Frontier, Brunswick

After making my way through the sprawling 300-year-old Fort Andross in search of Frontier’s dining room, I begin to understand their motto of “going beyond.” What I stumble upon is a multi-faceted experience, complete with a sizeable bar and dining room that is also home to an art gallery and a full-on cinema. I will admit to entering a state of slight sensory overload, so I locate a post at the bar to re-calibrate and assess everything that is going on around me.

The gallery wall, as the bartender tells me, changes regularly, and each night brings a different film or performance in the cinema. On this particular evening there is a spectacle comprised of Frontier’s musically inclined employees showing off their talents.
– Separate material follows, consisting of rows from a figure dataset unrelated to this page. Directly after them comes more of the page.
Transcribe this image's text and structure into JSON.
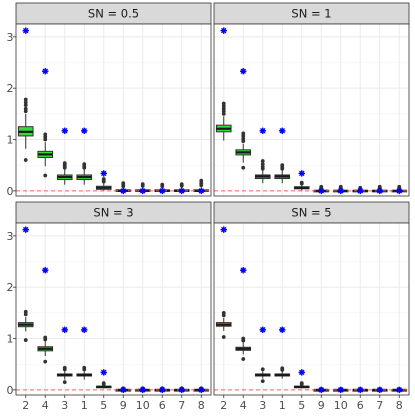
{
  "chart_data": {
    "type": "boxplot",
    "facet_variable": "SN",
    "categories": [
      "2",
      "4",
      "3",
      "1",
      "5",
      "9",
      "10",
      "6",
      "7",
      "8"
    ],
    "ylim": [
      -0.1,
      3.25
    ],
    "yticks": [
      0,
      1,
      2,
      3
    ],
    "reference_line": {
      "y": 0,
      "color": "#ff6060",
      "style": "dashed"
    },
    "colors": {
      "box_highlight": "#33dd33",
      "box_default": "#ffffff",
      "true_value_marker": "#0000ff",
      "outlier": "#333333",
      "strip_bg": "#d9d9d9",
      "grid": "#ebebeb"
    },
    "highlight_categories": [
      "2",
      "4",
      "3",
      "1"
    ],
    "true_values": [
      3.12,
      2.33,
      1.17,
      1.17,
      0.34,
      0.0,
      0.0,
      0.0,
      0.0,
      0.0
    ],
    "panels": [
      {
        "strip": "SN =  0.5",
        "boxes": [
          {
            "q1": 1.07,
            "median": 1.15,
            "q3": 1.25,
            "wlow": 0.82,
            "whigh": 1.5,
            "outliers": [
              0.6,
              1.55,
              1.6,
              1.67,
              1.72,
              1.78
            ]
          },
          {
            "q1": 0.65,
            "median": 0.71,
            "q3": 0.77,
            "wlow": 0.48,
            "whigh": 0.95,
            "outliers": [
              0.3,
              1.0,
              1.05,
              1.1
            ]
          },
          {
            "q1": 0.22,
            "median": 0.27,
            "q3": 0.31,
            "wlow": 0.12,
            "whigh": 0.42,
            "outliers": [
              0.45,
              0.48,
              0.51,
              0.54
            ]
          },
          {
            "q1": 0.22,
            "median": 0.27,
            "q3": 0.31,
            "wlow": 0.12,
            "whigh": 0.42,
            "outliers": [
              0.45,
              0.48,
              0.52
            ]
          },
          {
            "q1": 0.03,
            "median": 0.06,
            "q3": 0.09,
            "wlow": 0.0,
            "whigh": 0.15,
            "outliers": [
              0.18,
              0.2,
              0.23
            ]
          },
          {
            "q1": 0.0,
            "median": 0.0,
            "q3": 0.02,
            "wlow": 0.0,
            "whigh": 0.07,
            "outliers": [
              0.09,
              0.12,
              0.15
            ]
          },
          {
            "q1": 0.0,
            "median": 0.0,
            "q3": 0.02,
            "wlow": 0.0,
            "whigh": 0.07,
            "outliers": [
              0.1,
              0.13
            ]
          },
          {
            "q1": 0.0,
            "median": 0.0,
            "q3": 0.02,
            "wlow": 0.0,
            "whigh": 0.07,
            "outliers": [
              0.09,
              0.12
            ]
          },
          {
            "q1": 0.0,
            "median": 0.0,
            "q3": 0.02,
            "wlow": 0.0,
            "whigh": 0.07,
            "outliers": [
              0.1,
              0.13
            ]
          },
          {
            "q1": 0.0,
            "median": 0.0,
            "q3": 0.02,
            "wlow": 0.0,
            "whigh": 0.07,
            "outliers": [
              0.11,
              0.15,
              0.2
            ]
          }
        ]
      },
      {
        "strip": "SN = 1",
        "boxes": [
          {
            "q1": 1.15,
            "median": 1.21,
            "q3": 1.28,
            "wlow": 0.98,
            "whigh": 1.45,
            "outliers": [
              1.5,
              1.55,
              1.6,
              1.65,
              1.7
            ]
          },
          {
            "q1": 0.7,
            "median": 0.75,
            "q3": 0.8,
            "wlow": 0.55,
            "whigh": 0.92,
            "outliers": [
              0.45,
              0.97,
              1.02,
              1.07,
              1.12
            ]
          },
          {
            "q1": 0.24,
            "median": 0.28,
            "q3": 0.31,
            "wlow": 0.15,
            "whigh": 0.4,
            "outliers": [
              0.43,
              0.47,
              0.52,
              0.58
            ]
          },
          {
            "q1": 0.24,
            "median": 0.28,
            "q3": 0.31,
            "wlow": 0.15,
            "whigh": 0.4,
            "outliers": [
              0.43,
              0.46,
              0.5
            ]
          },
          {
            "q1": 0.04,
            "median": 0.06,
            "q3": 0.08,
            "wlow": 0.0,
            "whigh": 0.12,
            "outliers": [
              0.14,
              0.16
            ]
          },
          {
            "q1": 0.0,
            "median": 0.0,
            "q3": 0.01,
            "wlow": 0.0,
            "whigh": 0.04,
            "outliers": [
              0.06,
              0.08
            ]
          },
          {
            "q1": 0.0,
            "median": 0.0,
            "q3": 0.01,
            "wlow": 0.0,
            "whigh": 0.04,
            "outliers": [
              0.06,
              0.08
            ]
          },
          {
            "q1": 0.0,
            "median": 0.0,
            "q3": 0.01,
            "wlow": 0.0,
            "whigh": 0.04,
            "outliers": [
              0.06
            ]
          },
          {
            "q1": 0.0,
            "median": 0.0,
            "q3": 0.01,
            "wlow": 0.0,
            "whigh": 0.04,
            "outliers": [
              0.06,
              0.08
            ]
          },
          {
            "q1": 0.0,
            "median": 0.0,
            "q3": 0.01,
            "wlow": 0.0,
            "whigh": 0.04,
            "outliers": [
              0.06,
              0.08
            ]
          }
        ]
      },
      {
        "strip": "SN = 3",
        "boxes": [
          {
            "q1": 1.23,
            "median": 1.27,
            "q3": 1.31,
            "wlow": 1.14,
            "whigh": 1.42,
            "outliers": [
              0.97,
              1.47,
              1.52
            ]
          },
          {
            "q1": 0.76,
            "median": 0.8,
            "q3": 0.84,
            "wlow": 0.66,
            "whigh": 0.94,
            "outliers": [
              0.55,
              0.98,
              1.02
            ]
          },
          {
            "q1": 0.27,
            "median": 0.29,
            "q3": 0.31,
            "wlow": 0.2,
            "whigh": 0.37,
            "outliers": [
              0.15,
              0.4,
              0.43
            ]
          },
          {
            "q1": 0.27,
            "median": 0.29,
            "q3": 0.31,
            "wlow": 0.2,
            "whigh": 0.37,
            "outliers": [
              0.4,
              0.43
            ]
          },
          {
            "q1": 0.05,
            "median": 0.06,
            "q3": 0.07,
            "wlow": 0.03,
            "whigh": 0.09,
            "outliers": [
              0.11,
              0.13
            ]
          },
          {
            "q1": 0.0,
            "median": 0.0,
            "q3": 0.005,
            "wlow": 0.0,
            "whigh": 0.015,
            "outliers": [
              0.03
            ]
          },
          {
            "q1": 0.0,
            "median": 0.0,
            "q3": 0.005,
            "wlow": 0.0,
            "whigh": 0.015,
            "outliers": [
              0.03
            ]
          },
          {
            "q1": 0.0,
            "median": 0.0,
            "q3": 0.005,
            "wlow": 0.0,
            "whigh": 0.015,
            "outliers": [
              0.03
            ]
          },
          {
            "q1": 0.0,
            "median": 0.0,
            "q3": 0.005,
            "wlow": 0.0,
            "whigh": 0.015,
            "outliers": [
              0.03
            ]
          },
          {
            "q1": 0.0,
            "median": 0.0,
            "q3": 0.005,
            "wlow": 0.0,
            "whigh": 0.015,
            "outliers": [
              0.03
            ]
          }
        ]
      },
      {
        "strip": "SN = 5",
        "boxes": [
          {
            "q1": 1.24,
            "median": 1.27,
            "q3": 1.31,
            "wlow": 1.15,
            "whigh": 1.4,
            "outliers": [
              1.03,
              1.45,
              1.5
            ]
          },
          {
            "q1": 0.77,
            "median": 0.8,
            "q3": 0.83,
            "wlow": 0.69,
            "whigh": 0.92,
            "outliers": [
              0.6,
              0.96,
              1.0
            ]
          },
          {
            "q1": 0.27,
            "median": 0.29,
            "q3": 0.31,
            "wlow": 0.22,
            "whigh": 0.36,
            "outliers": [
              0.17,
              0.4
            ]
          },
          {
            "q1": 0.27,
            "median": 0.29,
            "q3": 0.31,
            "wlow": 0.22,
            "whigh": 0.36,
            "outliers": [
              0.39,
              0.42
            ]
          },
          {
            "q1": 0.05,
            "median": 0.06,
            "q3": 0.07,
            "wlow": 0.03,
            "whigh": 0.09,
            "outliers": [
              0.11,
              0.13
            ]
          },
          {
            "q1": 0.0,
            "median": 0.0,
            "q3": 0.004,
            "wlow": 0.0,
            "whigh": 0.012,
            "outliers": [
              0.02
            ]
          },
          {
            "q1": 0.0,
            "median": 0.0,
            "q3": 0.004,
            "wlow": 0.0,
            "whigh": 0.012,
            "outliers": [
              0.02
            ]
          },
          {
            "q1": 0.0,
            "median": 0.0,
            "q3": 0.004,
            "wlow": 0.0,
            "whigh": 0.012,
            "outliers": [
              0.02
            ]
          },
          {
            "q1": 0.0,
            "median": 0.0,
            "q3": 0.004,
            "wlow": 0.0,
            "whigh": 0.012,
            "outliers": [
              0.02
            ]
          },
          {
            "q1": 0.0,
            "median": 0.0,
            "q3": 0.004,
            "wlow": 0.0,
            "whigh": 0.012,
            "outliers": [
              0.02
            ]
          }
        ]
      }
    ]
  }
}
Now that I am caught up to speed, I begin to peruse the multitude of chalkboards in search of something to drink.

Though the wine selection is limited at around 17 bottles, it is incredibly thoughtful and concise, with each choice corresponding appropriately to one of the many styles of cuisine on the menu. I am tempted to decimate a bottle of Thimiopoulos “Young Vines” Xinomavro from Naoussa in Greece, but in the end my craving for beer takes over. This aspect of the drink list is equally interesting, spanning a range of Maine’s more progressive breweries as well as many old world favorites, such as the pleasantly tart Rodenbach Classic Flemish Red Ale. After much consideration, I settle on Marshall Wharf’s Can’t Dog IPA—newly available in cans—which has big, malty notes with subtle tropical fruit and pine flavor and a slightly bitter finish.

The menu at Frontier recently underwent an overhaul, and I’m anxious to check it out. I begin with the soup of the day, delicately spiced chowder loaded with fresh lump crabmeat and sweet corn. The potato is cooked to perfection, imparting an almost velvety texture, and I use the two crostini provided as garnish to soak up every last bit of the broth.

I’m very much comfortable with the vibe at Frontier. It’s equally conducive to large, boisterous crowds as it is to private conversation. In addition to big communal tables, there are many places where one could hide away for a drink before seeing a film. It is also worth noting that patrons are permitted to bring their libations from the bar with them into the theater.

Following a mid-course of the basic Frontier house salad, tossed with an appropriate portion of tangy red wine vinaigrette and ribbons of shaved parmesan and croutons, I take a small break to roam and investigate the gallery. I arrive back at the bar to see that my entree of fish and chips, wrapped up in the prerequisite brown paper cone, is ready to be attacked. A sizeable piece of tender, flaky haddock, battered in rice flour, rests atop a pile of both regular and sweet potato fries, with ample amounts of parsley and lemon wedges to complete the classic equation. What really elevates the whole affair to the next level are the condiments, tartar sauce, and ketchup that have both been augmented with curry powder.

Trust me when I tell you that I am a ketchup purist. I honestly can’t get enough of the straight Heinz variety, and so I am naturally skeptical when anyone dares to alter what is already perfect. In this case, I stand 100 percent corrected. The curry flavor works in perfect harmony with each french fry, as does the tartar sauce with the fish. I eat well beyond being full, not wanting to miss a single, delicious bite.

Initially I decline dessert, but as I sip my coffee I begin to get a little curious as to what my options are. After hearing the verbal presentation, I decide on the amaretto crème brulee, which is as visually appealing as it is tasty. The addition of toasted almonds as garnish enhances the overall texture of the dish quite effectively.

Unfortunately, pulling the trigger on dessert pushes me over the edge, and although I am curious about the employee music show, I find myself giving in to the stronger desire to make my way home for a nightcap. It would appear that I have officially “gone beyond.”